Marina and her two other sons don't dispute this may be true, though they're shocked to think it. They told me Astemir had shown no signs of sympathizing with the militants -- often called Wahhabis -- who have terrorized Russia's North Caucasus, a sweep of hills and steppe in the south of the country that is home to Europe's most determined Islamist insurgency. He had a girlfriend and had just started a small business refitting balconies in Soviet-era apartments. It was a successful venture: Many people in Russia like to close off their balconies, creating a small room for junk or drying clothes.
"Astemir was a very trusting boy," said Marina. "Maybe that's why he fell into their clutches." She heard on television that the militants pump their recruits with drugs so they become "zombies."
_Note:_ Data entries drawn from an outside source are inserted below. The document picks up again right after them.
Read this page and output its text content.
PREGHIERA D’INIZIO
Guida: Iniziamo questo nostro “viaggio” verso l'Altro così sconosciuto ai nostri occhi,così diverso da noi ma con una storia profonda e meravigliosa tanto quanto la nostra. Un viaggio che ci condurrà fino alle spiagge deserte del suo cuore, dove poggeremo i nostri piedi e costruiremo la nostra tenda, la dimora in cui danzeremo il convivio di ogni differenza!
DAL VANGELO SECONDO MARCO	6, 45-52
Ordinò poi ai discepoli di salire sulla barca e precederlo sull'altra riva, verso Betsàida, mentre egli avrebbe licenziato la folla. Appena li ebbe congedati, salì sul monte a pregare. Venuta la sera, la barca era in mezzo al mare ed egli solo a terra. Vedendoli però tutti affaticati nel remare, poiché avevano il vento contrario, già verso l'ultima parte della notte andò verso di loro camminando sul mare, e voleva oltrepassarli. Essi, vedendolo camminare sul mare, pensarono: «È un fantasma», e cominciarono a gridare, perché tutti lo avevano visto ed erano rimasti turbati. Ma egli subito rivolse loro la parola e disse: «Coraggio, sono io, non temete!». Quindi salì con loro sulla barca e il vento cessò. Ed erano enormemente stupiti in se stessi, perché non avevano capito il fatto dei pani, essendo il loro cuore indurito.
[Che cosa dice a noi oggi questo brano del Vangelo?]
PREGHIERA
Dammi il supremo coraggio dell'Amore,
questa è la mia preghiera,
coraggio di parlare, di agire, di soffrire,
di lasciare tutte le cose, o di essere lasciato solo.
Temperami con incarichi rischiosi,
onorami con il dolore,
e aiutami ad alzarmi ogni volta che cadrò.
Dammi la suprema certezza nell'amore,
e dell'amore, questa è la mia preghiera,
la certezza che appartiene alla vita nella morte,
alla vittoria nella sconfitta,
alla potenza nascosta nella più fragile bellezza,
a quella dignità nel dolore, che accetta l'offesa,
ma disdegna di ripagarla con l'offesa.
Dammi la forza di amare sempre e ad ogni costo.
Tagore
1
Whatever it was that drove him away, Astemir is lost to his family. "We have disowned him," said Marina with tears in her eyes. "If he came back now, his brothers would deal with him before he even got to the police, the trouble he's brought them. He will always be my boy, but I have never sought to justify his actions. If he's guilty of all these horrors, then I utterly condemn it. So why pick on us?"
Marina's words have been echoed again and again by the relatives of suspected rebel fighters, or boyeviki, across the North Caucasus.
Human rights groups have cataloged thousands of abuses of civilians by Russian security forces since the wars in Chechnya in the 1990s, when soldiers beat and tortured Chechen men at temporary filtration camps. Often the aim was to force innocent victims to confess the names and whereabouts of relatives among the separatist fighters.